Naysayers fear market turning bearish

Bill Gates and Warren Buffet have gone to social media saying we will have another financial crisis like in 2008.

As we lead up to the midterms, the mainstream media, along with some private analysts and the Federal Reserve claim that despite a robust economy, we’re headed for a crash. 

Historical trend experts balk that U.S. growth has just peaked coming off the Department of Commerce’s report that U.S. gross domestic product’s growth in the third quarter was one of the best six-month stretches for the U.S. economy in the past decade.

The Trump Administration finds faster growth is evidence that consumer spending has picked up, thanks to tax cuts.

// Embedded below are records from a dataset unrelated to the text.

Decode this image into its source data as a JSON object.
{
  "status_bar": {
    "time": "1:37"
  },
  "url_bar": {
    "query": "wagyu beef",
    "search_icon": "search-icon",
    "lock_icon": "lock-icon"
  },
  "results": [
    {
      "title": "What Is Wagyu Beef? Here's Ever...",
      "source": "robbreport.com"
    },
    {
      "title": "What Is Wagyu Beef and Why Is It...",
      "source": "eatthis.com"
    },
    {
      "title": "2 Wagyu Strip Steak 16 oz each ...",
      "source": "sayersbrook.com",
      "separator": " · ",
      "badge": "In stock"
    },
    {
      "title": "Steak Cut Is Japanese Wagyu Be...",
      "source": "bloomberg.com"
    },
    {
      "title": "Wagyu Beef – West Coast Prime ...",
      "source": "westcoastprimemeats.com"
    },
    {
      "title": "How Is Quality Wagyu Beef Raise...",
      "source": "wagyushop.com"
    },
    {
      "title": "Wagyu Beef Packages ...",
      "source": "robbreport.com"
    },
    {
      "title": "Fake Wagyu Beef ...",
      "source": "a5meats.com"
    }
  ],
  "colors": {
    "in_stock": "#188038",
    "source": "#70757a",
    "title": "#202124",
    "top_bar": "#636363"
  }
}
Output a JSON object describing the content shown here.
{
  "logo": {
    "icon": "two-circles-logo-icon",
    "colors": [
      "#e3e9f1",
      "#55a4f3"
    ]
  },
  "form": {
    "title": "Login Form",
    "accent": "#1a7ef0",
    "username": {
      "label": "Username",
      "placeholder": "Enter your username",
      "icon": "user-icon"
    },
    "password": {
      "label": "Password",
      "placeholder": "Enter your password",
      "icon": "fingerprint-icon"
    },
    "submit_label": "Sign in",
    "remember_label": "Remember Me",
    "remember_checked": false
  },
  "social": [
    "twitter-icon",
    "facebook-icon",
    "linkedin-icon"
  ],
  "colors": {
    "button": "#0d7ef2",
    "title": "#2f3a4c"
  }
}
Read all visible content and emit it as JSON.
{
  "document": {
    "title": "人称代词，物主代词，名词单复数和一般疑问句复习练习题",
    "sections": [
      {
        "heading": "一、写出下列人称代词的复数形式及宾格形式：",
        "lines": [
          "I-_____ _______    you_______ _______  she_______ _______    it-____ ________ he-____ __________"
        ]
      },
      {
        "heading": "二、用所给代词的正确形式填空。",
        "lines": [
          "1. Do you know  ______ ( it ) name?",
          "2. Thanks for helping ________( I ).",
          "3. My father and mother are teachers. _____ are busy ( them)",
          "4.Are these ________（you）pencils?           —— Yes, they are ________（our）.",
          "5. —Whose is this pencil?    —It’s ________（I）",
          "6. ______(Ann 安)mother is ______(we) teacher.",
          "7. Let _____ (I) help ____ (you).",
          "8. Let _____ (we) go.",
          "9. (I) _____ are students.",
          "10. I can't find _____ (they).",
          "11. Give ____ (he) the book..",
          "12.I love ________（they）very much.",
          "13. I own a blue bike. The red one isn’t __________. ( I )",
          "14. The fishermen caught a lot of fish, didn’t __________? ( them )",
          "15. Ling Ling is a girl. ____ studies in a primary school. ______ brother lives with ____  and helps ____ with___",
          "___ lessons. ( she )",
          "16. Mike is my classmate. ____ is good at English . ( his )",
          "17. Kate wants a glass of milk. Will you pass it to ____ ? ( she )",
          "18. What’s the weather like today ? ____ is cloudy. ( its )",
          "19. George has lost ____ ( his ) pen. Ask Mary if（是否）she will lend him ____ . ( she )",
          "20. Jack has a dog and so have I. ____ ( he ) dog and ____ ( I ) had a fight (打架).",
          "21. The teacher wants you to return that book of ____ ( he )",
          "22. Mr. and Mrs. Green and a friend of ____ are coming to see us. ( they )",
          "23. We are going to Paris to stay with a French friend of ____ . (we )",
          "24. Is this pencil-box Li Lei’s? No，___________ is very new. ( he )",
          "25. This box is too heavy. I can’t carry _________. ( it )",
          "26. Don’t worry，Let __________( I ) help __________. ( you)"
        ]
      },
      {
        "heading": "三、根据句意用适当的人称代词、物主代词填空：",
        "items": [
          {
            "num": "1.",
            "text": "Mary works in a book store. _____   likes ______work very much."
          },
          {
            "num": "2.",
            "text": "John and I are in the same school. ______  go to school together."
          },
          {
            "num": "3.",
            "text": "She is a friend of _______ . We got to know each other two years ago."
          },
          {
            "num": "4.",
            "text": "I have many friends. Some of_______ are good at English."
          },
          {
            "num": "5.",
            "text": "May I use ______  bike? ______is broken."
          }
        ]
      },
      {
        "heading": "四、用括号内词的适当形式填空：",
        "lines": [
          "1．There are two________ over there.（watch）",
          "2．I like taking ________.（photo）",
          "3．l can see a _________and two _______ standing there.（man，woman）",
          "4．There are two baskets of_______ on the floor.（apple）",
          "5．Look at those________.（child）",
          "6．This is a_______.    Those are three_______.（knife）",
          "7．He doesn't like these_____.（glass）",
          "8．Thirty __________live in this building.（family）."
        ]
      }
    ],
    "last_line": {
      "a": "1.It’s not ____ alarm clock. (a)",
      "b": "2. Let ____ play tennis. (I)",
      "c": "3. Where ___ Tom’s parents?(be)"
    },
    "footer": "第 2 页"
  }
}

Walser Wealth Management Principle Rebecca Walser said while a major correction is in the future, she doubts this is the start of it.

“The tax cut also that went into effect the beginning of the year, and the impact that that has had—what people are starting to say, ‘Are the results that we’ve had for the last 18 months sustainable and can earnings stay where they’ve been?’,” said Walser.

Others said a strong household saving and low unemployment will prevent a sharp drop-off.

Walser said it shouldn't be too much of a concern for people in their 20s, 30s, 40s and early 50s.

“When the correction does come, which we just don’t believe that this is the beginning of it, but it could be, but when the correction does come, we do see that the market will again have another 50 percent correction, like it did with the great recession in 2008,” said Walser.

She said people who are 10 years out from retirement can't afford a big market correction in their portfolio, so they need to have a plan in place. Walser tells her clients to move to cash, hold on to securities through the correction and buy back in when the market bottoms out and ride the gain back up.

Tech has been big this year and especially the FAANG stocks--Facebook, Apple, Amazon, Netflix and Google.

Historically, October tends to be turbulent before mid-term elections due to uncertainty. The market dips just before an election and then recovers.